I build them from scratch, said Bill, walking through the lot. Take them apart and put them back together. That’s what a car is, it’s just a bunch of pieces put together. 

Such pieces are strewn across the lot: cylinder frames brown with rust, metal barrels, buckets of brown goo, boxes, license plates and unidentifiable parts. 

Also in the lot is a metal machine standing in the corner, half covered in a white plastic tarp billowing in the wind. 

That thing? That’s a drill presser, says Bill. I’m holding it for a friend. Mind giving me a hand? He’s speaking to two young men, two trespassers he found shooting a film in his lot. They were rehearsing a scene when he found them. Oh, hello, sir, one of them said. 

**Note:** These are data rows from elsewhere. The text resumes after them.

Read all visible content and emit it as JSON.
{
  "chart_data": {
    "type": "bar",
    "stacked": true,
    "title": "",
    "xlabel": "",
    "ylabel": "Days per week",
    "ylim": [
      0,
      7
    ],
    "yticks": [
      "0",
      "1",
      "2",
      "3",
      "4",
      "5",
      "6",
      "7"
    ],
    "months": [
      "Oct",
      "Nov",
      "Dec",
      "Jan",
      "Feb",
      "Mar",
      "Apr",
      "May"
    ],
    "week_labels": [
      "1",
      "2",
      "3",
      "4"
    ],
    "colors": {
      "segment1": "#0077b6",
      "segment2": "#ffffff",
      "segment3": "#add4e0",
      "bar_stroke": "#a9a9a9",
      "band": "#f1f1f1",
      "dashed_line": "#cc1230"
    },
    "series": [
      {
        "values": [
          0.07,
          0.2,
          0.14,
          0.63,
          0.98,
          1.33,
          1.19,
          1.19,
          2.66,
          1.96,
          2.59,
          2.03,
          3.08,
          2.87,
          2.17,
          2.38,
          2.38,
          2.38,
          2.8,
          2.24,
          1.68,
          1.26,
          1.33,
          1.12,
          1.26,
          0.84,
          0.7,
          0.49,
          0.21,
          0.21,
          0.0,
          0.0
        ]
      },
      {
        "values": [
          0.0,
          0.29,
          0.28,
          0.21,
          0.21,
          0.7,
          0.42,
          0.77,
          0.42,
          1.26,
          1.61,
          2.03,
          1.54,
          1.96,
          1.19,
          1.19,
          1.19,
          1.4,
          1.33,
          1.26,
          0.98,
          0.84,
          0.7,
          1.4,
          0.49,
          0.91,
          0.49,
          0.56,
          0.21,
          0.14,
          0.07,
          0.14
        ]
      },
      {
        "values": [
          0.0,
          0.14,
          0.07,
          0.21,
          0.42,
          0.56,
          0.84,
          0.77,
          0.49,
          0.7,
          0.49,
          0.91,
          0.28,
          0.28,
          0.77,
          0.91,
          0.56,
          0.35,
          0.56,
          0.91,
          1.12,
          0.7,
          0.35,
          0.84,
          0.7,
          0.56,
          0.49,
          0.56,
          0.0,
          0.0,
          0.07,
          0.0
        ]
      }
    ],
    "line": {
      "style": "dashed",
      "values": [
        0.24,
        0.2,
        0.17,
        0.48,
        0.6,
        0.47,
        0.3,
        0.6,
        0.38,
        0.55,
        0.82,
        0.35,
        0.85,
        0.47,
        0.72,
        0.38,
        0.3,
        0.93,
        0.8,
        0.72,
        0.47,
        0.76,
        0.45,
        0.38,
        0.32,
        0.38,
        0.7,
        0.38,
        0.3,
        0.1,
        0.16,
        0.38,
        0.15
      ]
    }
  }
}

Bill hobbles to the drill press, carrying his weight, watching where he steps. I’m diabetic, he says. In the summer the heat was so bad the insulin didn’t work. I had ulcers on my legs and on my foot. They’re healed now, more or less. 

With the young men’s assistance, Bill pulls the tarp over the drill press, and picks up bricks and other objects to hold the tarp down. It’s a cold, nippy day. 

You can take that, he says. He’s referring to a light stand that one of the young men has picked up and is inspecting. The young man puts it down. 

A shutter clicks. For a brief moment, Bill looks into the camera. He’s a large man, and wears a dusty, navy blue windbreaker that hugs his round belly. White wiry strands of hair form a bush on his chin; the hair sprouting from his balding head is wispy and sere. 

If you need anything, I can give you my phone number, Bill tells one of the young men. 

The young man pulls out his phone and Bill tells him his phone number. You can visit or call any time if you have a question, says Bill. They shake hands. 

As the young men are leaving, Bill smiles and asks a question: Did you get what you wanted? The one holding the camera answers: Yeah. I think so. 

The backdoor that leads into the warehouse reads Wright Engine Rebuilding. The name is scratched in, as by a metal key. Bill opens the door and steps out of the cold. Shelves that touch the ceiling line the walls, full of cardboard boxes and torn packages and paper coffee cups. A rolling hill of tied grocery store bags and materials takes up the room, ceding only a narrow passage to cut across. 

Shutting the door behind him, Bill reenters his hidden, private room.